The Informers

Page 38



In the dream I’m sitting in the restaurant on top of the hotel near a wall of windows and staring out over the blanket of neon lights that pass for a city. I’m drinking a Kamikaze and sitting across from me is the young Oriental girl from Hustler but her smooth brown face is covered with geisha makeup and the geisha makeup and the tight, fluorescent-pink dress and the expression creasing her flat, soft features and the gaze in the blank dark eyes are predatory, making me uneasy, and suddenly the entire blanket of lights flickers, fades, sirens are wailing and people I never noticed are running out of the restaurant, screams, shouts from the black city below, and huge arcs of flame, orange and yellow highlighted against a black sky, shoot up from points on the ground and I’m still staring at the geisha girl, the arcs of flame reflected in her black eyes, and she’s mumbling something to me and there’s no fear in those large and slanted wet eyes because she’s smiling warmly now, saying the same word again and again and again but the sirens and screams and various explosions drown the word out and when I’m shouting, panicked, asking her what she’s saying, she just smiles, blinking, and takes out a paper fan and her mouth keeps moving, forming the same word, and I’m leaning toward her to hear the word but a huge claw bursts through the window, showering us with glass, and it grabs me and the claw is warm, pulsing with anger and covered with a slime that drenches the suit I’m wearing and the claw pulls me out the window and I twist toward the girl, who says the word again, this time clearly.

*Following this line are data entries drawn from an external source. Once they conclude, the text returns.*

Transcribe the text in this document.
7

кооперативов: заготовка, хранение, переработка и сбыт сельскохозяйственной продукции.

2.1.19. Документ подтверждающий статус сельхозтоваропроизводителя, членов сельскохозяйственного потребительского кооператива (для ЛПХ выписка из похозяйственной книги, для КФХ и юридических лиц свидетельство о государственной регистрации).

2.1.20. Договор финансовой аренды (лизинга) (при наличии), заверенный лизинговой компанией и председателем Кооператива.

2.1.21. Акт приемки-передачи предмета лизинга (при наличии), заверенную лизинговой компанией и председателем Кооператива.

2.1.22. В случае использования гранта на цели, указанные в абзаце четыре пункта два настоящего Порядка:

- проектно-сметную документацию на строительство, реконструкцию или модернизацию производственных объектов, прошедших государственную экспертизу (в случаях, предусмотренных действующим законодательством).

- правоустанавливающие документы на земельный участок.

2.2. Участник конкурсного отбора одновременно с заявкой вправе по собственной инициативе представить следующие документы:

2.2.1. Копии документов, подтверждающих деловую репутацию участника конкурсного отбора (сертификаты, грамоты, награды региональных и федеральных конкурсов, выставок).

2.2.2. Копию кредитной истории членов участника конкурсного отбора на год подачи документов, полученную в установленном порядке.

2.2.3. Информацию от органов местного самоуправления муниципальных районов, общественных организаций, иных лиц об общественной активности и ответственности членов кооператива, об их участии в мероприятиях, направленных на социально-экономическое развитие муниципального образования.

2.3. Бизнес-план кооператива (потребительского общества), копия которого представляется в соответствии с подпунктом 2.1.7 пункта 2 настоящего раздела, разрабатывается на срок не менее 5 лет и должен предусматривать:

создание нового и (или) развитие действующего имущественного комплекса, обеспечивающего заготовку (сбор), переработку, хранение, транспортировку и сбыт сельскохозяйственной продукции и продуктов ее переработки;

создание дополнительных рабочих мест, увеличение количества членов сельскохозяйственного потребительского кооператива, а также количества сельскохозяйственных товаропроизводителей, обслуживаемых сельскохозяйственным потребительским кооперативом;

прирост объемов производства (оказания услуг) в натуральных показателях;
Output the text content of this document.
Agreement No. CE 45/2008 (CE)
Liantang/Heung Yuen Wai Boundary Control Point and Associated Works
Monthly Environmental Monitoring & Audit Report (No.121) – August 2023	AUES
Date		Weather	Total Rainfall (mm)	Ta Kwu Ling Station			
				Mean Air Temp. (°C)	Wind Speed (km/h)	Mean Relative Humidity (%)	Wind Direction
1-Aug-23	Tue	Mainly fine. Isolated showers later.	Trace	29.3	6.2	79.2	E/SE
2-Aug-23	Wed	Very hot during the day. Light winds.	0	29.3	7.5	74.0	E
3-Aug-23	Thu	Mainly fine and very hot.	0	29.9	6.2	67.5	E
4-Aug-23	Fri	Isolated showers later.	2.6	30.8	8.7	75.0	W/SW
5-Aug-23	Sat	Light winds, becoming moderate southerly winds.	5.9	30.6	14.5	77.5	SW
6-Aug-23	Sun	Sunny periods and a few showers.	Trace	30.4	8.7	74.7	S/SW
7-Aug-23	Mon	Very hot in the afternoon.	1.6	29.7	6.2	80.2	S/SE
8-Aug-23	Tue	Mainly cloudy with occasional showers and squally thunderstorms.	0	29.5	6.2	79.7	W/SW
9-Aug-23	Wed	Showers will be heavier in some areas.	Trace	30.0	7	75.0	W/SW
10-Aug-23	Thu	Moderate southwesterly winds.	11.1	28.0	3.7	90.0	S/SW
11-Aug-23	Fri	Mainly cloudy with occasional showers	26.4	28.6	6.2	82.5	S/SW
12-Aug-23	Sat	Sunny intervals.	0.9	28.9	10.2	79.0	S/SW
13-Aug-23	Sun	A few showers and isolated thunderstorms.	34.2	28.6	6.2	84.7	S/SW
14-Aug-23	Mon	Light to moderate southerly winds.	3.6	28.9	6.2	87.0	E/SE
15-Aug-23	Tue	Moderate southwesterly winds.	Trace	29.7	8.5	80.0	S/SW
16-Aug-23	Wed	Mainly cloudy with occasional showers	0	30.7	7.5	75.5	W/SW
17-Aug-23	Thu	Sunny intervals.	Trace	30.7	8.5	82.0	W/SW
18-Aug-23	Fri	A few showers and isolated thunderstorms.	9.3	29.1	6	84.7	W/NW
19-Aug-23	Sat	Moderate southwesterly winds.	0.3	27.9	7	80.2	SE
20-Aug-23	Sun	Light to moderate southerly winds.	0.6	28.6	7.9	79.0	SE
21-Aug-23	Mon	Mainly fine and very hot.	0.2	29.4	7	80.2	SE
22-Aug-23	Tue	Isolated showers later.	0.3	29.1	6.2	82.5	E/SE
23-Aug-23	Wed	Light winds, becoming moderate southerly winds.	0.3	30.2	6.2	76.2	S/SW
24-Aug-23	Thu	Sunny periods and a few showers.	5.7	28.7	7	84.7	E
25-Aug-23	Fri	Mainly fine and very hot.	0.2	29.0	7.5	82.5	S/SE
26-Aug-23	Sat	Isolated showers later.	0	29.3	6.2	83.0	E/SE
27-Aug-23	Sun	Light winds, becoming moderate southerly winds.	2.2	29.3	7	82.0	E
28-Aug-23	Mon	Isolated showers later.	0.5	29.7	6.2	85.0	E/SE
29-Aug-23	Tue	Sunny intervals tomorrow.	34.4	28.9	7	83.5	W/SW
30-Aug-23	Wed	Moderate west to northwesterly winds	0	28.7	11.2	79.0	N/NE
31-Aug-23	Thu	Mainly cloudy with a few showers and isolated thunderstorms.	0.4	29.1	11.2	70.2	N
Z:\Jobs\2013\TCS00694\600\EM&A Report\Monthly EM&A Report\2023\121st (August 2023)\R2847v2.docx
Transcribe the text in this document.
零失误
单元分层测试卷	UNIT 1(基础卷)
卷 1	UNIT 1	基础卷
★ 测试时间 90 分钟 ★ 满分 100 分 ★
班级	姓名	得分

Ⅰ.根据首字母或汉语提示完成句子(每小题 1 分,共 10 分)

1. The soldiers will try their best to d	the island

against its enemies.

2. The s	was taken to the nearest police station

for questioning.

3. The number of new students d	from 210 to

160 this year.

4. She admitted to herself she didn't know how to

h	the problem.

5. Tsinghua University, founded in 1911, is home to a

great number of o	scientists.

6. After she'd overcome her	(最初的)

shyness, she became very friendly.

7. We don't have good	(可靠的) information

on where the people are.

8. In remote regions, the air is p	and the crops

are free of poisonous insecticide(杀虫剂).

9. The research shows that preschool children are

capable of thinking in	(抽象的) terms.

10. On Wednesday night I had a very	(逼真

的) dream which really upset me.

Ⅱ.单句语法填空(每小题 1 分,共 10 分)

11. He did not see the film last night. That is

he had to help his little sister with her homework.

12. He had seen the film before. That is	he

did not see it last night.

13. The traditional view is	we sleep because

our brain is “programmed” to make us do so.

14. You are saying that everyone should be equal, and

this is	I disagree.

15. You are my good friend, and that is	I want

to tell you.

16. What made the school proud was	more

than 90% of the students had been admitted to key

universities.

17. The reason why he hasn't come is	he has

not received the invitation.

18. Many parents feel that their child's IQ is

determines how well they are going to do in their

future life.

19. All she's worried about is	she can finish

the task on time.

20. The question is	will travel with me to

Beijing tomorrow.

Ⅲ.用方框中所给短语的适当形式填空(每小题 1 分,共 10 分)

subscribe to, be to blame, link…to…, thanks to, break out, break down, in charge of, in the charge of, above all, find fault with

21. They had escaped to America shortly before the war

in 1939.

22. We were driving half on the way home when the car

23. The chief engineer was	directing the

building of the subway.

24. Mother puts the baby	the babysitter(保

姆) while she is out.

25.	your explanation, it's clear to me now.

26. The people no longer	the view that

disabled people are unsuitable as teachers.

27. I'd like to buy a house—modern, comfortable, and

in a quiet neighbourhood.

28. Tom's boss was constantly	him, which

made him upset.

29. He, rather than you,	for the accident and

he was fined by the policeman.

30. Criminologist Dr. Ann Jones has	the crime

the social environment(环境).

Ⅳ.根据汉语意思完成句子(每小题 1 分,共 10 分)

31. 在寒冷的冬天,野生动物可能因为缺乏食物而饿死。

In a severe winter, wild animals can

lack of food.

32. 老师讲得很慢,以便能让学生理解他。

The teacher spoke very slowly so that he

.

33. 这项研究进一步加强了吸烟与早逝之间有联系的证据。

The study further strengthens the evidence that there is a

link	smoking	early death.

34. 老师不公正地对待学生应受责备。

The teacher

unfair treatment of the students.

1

“Godzilla … Godzilla, you idiot … I said Godzilla …”

Screaming silently, I’m lifted toward its mouth, eighty, ninety stories up, looking through what’s left of the smashed wall of glass, a cold black wind whipping furiously around me, and the Oriental girl with the pink dress on is now standing on the table, smiling and waving her fan at me, crying out “Sayonara” but it doesn’t mean goodbye.

Sometime later, after I climb nude and sobbing from the bathtub, after Roger calls on one of the extensions and tells me that my father has called seven times in the last two hours (something about an emergency), after I tell Roger to tell my father that I’m asleep or out or anything or in another country, after I smash three champagne bottles against one of the walls in the suite, I’m finally able to sit in a chair I’ve moved over to a window and look out over Tokyo. I’m holding a guitar, trying to write a song, because for the past week a number of chord progressions have been repeating themselves in my head but I’m having a hard time sorting them out and then I’m playing old songs I wrote when I was playing with the band and then I stare at broken glass on the floor that surrounds the bed, thinking: that’s a cool album cover. Then I’m picking up a half-empty package of M&M’s and washing them down with some vodka and then since it makes me sick I have to head for the bathroom but I trip over the telephone cord and my hand slams into a thick piece of champagne-bottle glass and for a long time I’m staring at my palm, at a thin rivulet of blood racing down my wrist. Unable to shake the glass out, I pull it out and the hole in my hand looks soft and safe and I take the jagged stained piece of glass that still has part of a Dom Perignon label on it and seal the wound by placing it back into it where it looks complete, but the glass falls out and streaming blood covers the guitar I’m beginning to strum and the bloodied guitar will make a pretty good record cover too and I’m able to light a cigarette, blood soaking it only a little. More Librium and I’m asleep but the bed shakes and the earth moving is part of my dream, another monster approaching.

The phone starts ringing at what I can only guess is noon.

“Yeah?” I ask, eyes closed.

“It’s me,” Roger says.

“I’m sleeping, Lucifer.”

“Come on, get up. You’re having lunch with someone today.”

“Who?”

“Someone,” Roger says, irritated. “Come on, let’s play.”

“I need, like, something,” I mumble, opening my eyes, the sheets, the guitar next to the sheets, covered with brown dried blood, some of it in patches so thick it moves me to open my mouth, then swallow. “I need something, man.”

“What?” Roger’s saying. “Your Mr. Potato Head broke? What?”

“No, a doctor, man.”

“Why?” Roger sighs.

“Cut my hand.”

“Really?” Roger sounds bored.

“It was bleeding, um, pretty bad.”

“Oh, I’m sure it was. How did you do this?” Roger asks. “In other words: did you have help?”